When I reached the finish line in 2008, despite the condition of my torn up feet, I wanted so badly to turn around and go back across the valley. As I drove back toward home that year, the whole way through Death Valley I dreamed of going back, it seemed like the logical thing to do, to go see the course and experience it in reverse. There is nothing like seeing the sunrises and sunsets and the extremes in between, the colorful rocks and the sky.
Becoming part of the road, part of the heat, you connect with that environment in a way that you cannot explain to anyone unless they've experienced it. But some people do get it.

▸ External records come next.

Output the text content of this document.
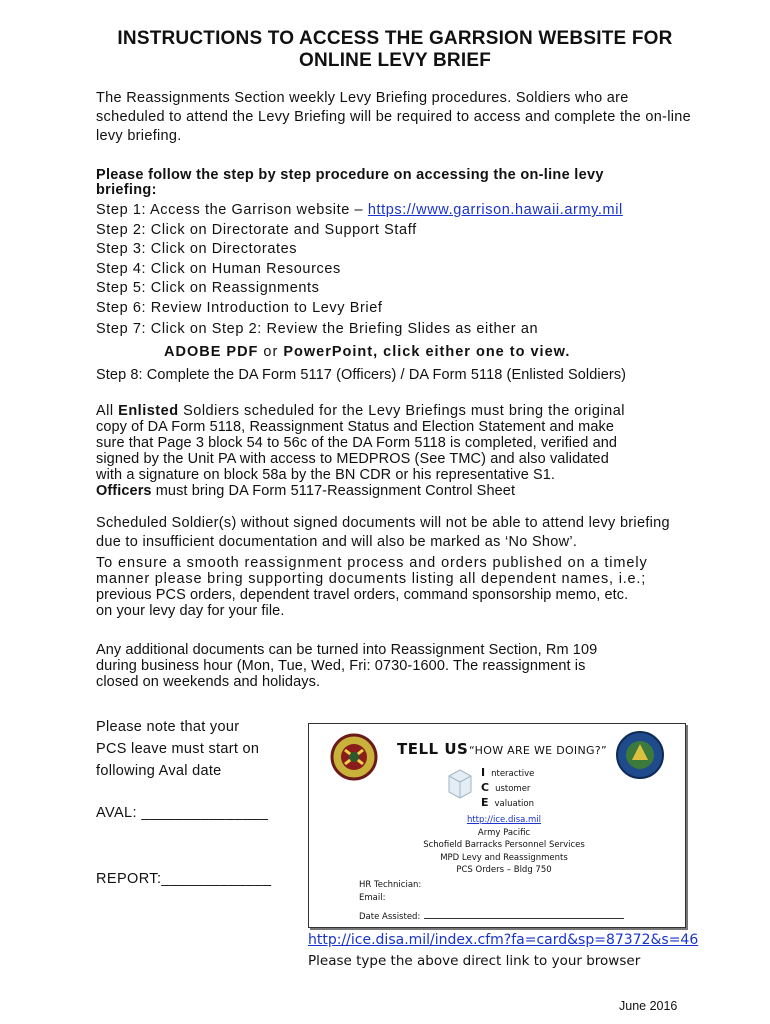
INSTRUCTIONS TO ACCESS THE GARRSION WEBSITE FOR
ONLINE LEVY BRIEF
The Reassignments Section weekly Levy Briefing procedures. Soldiers who are scheduled to attend the Levy Briefing will be required to access and complete the on-line levy briefing.
Please follow the step by step procedure on accessing the on-line levy briefing:
Step 1: Access the Garrison website – https://www.garrison.hawaii.army.mil
Step 2: Click on Directorate and Support Staff
Step 3: Click on Directorates
Step 4: Click on Human Resources
Step 5: Click on Reassignments
Step 6: Review Introduction to Levy Brief
Step 7: Click on Step 2: Review the Briefing Slides as either an
ADOBE PDF or PowerPoint, click either one to view.
Step 8: Complete the DA Form 5117 (Officers) / DA Form 5118 (Enlisted Soldiers)
All Enlisted Soldiers scheduled for the Levy Briefings must bring the original
copy of DA Form 5118, Reassignment Status and Election Statement and make
sure that Page 3 block 54 to 56c of the DA Form 5118 is completed, verified and
signed by the Unit PA with access to MEDPROS (See TMC) and also validated
with a signature on block 58a by the BN CDR or his representative S1.
Officers must bring DA Form 5117-Reassignment Control Sheet
Scheduled Soldier(s) without signed documents will not be able to attend levy briefing due to insufficient documentation and will also be marked as ‘No Show’.
To ensure a smooth reassignment process and orders published on a timely
manner please bring supporting documents listing all dependent names, i.e.;
previous PCS orders, dependent travel orders, command sponsorship memo, etc.
on your levy day for your file.
Any additional documents can be turned into Reassignment Section, Rm 109
during business hour (Mon, Tue, Wed, Fri: 0730-1600. The reassignment is
closed on weekends and holidays.
Please note that your
PCS leave must start on
following Aval date
AVAL: _______________
REPORT:_____________
TELL US “HOW ARE WE DOING?”
I nteractive
C ustomer
E valuation
http://ice.disa.mil
Army Pacific
Schofield Barracks Personnel Services
MPD Levy and Reassignments
PCS Orders – Bldg 750
HR Technician:
Email:
Date Assisted:
http://ice.disa.mil/index.cfm?fa=card&sp=87372&s=46
Please type the above direct link to your browser
June 2016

Teresa Perdue-Hickey, a beginning runner I recently met in Fort Collins, said a beautiful thing about running after she watched the Badwater videos from this year. She said, "I love how running isn't at all about running.. it's about catching up to your spirit and running within that space for as long as you can".
I hope to do a double crossing of Death Valley in the near future. I'd like to do the race again next year but at this point not sure about a double then. It's a possibility, but I might save it for 2014 when I turn 50, it would be a fun way to do a 50th birthday celebration.
Allowing yourself to dream, even in the face of hard times and difficult situations, unhappiness, depression, grief and loss, then finding the window of opportunity to go after those dreams and chase them down, and catch what you can, is what drives some people to achieve the things many people think of as impossible or beyond their limits.
It applies not only to runners but to anyone. Finding a way to move forward, getting caught up in the pursuit of a dream, is one of the most healing things you can do. And it's really a gift, in honor of the people in our hearts, who inspired us in the first place.